Moreover, genes, including those related to cytochromes P450, cuticular protein, histone and HSP, were found which showed differential expression in different environments, suggesting that their functions were associated with the adaptation of planthoppers to the environment. Huang et al. (2017) had reported that genes related to metabolism, transportation, exoskeleton and chemosensing are modulated when compared to the transcriptomes of the newly emerged females in three planthopper species treated under different temperatures for 24 h [41]. Though the age of adults being used for RNA-seq is different, the responses and tolerance mechanisms of these three planthopper species in coping with environmental change still have something in common. However, a large number of differentially expressed genes of these three planthopper species showed unknown functions, which might also exert key roles in temperature treatment. The mechanism on how the modulated genes cause CHC variations remains to be further investigated.

4. Materials and Methods

4.1. Maintenance of Planthopper Strains

The BPH, WBPH and SBPH used in this study were originally obtained from rice fields in Hangzhou (30°16′ N, 120°11′ E), China. As they are migratory pests, it was difficult to distinguish the geographical sources of the planthoppers. To weaken the influence of geographical factors, the samples used in this experiment were the offspring from a single female that was reared at 26 ± 1 °C and 60 ± 5% relative humidity on rice (Xiushui 134) and wheat (Fengdecun 1) seedlings under a 16:8 h (light:dark) photoperiod for more than 20 generations.

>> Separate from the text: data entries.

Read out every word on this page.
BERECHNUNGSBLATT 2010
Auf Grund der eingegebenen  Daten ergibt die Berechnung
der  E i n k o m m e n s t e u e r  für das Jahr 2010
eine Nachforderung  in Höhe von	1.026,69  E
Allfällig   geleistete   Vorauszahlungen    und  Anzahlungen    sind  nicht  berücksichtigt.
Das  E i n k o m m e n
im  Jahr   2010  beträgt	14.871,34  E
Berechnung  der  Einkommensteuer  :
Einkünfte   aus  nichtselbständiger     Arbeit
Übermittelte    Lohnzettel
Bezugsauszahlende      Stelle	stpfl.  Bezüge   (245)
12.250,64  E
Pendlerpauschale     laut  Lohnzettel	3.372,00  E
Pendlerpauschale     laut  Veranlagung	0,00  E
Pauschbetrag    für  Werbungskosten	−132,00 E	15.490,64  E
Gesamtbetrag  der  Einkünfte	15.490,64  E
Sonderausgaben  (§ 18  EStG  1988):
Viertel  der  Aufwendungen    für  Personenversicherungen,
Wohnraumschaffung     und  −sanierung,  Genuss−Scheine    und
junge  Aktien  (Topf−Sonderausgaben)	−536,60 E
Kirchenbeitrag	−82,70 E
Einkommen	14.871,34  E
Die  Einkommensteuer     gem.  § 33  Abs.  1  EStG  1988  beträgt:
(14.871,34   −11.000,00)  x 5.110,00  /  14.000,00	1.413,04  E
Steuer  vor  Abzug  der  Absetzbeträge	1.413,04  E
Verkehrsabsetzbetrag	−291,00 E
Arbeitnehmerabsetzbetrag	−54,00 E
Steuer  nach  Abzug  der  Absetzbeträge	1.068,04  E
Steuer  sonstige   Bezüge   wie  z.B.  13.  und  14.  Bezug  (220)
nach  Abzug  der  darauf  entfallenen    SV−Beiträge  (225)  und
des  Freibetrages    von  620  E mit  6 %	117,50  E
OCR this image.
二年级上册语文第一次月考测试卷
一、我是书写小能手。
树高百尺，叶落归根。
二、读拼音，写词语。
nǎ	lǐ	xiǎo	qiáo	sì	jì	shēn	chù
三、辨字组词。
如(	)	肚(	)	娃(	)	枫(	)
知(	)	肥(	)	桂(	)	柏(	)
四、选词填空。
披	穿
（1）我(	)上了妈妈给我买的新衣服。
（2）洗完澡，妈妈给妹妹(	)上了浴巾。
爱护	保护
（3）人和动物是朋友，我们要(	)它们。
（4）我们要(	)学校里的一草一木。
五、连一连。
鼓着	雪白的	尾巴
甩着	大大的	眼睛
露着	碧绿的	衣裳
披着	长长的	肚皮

4.2. Set-Up of Thermal and Humid Experiments

For the thermal experiments, three groups of 150 newly emerged females each were reared on 3 leaf-stage rice seedlings at 27 °C and 65% relative humidity under a 16-h:8-h light:dark cycle for 2 days, and then two of the groups were transferred to 5 °C and 38 °C with 65% relative humidity under a 16-h:8-h light:dark cycle for 24 h, respectively. Samples were collected from a set of 15 insects to evaluate the CHCs amounts and another 10 insects to analyze transcriptomes. Three independent replications were performed for each treatment of three species.
For the humidity-treated experiments, three groups of 150 newly emerged females each were reared on 3 leaf-stage rice seedlings at 27 °C and 65% relative humidity under a 16-h:8-h light:dark cycle for 2 days, and then two of the groups were transferred to 5% and 98% relative humidity at 27 °C under a photoperiod of 16:8 h (light:dark) for 24 h, respectively. Samples were collected from a set of 15 insects to evaluate the CHCs amounts and another 10 insects to analyze transcriptomes. Three independent replications were performed for each treatment of three species.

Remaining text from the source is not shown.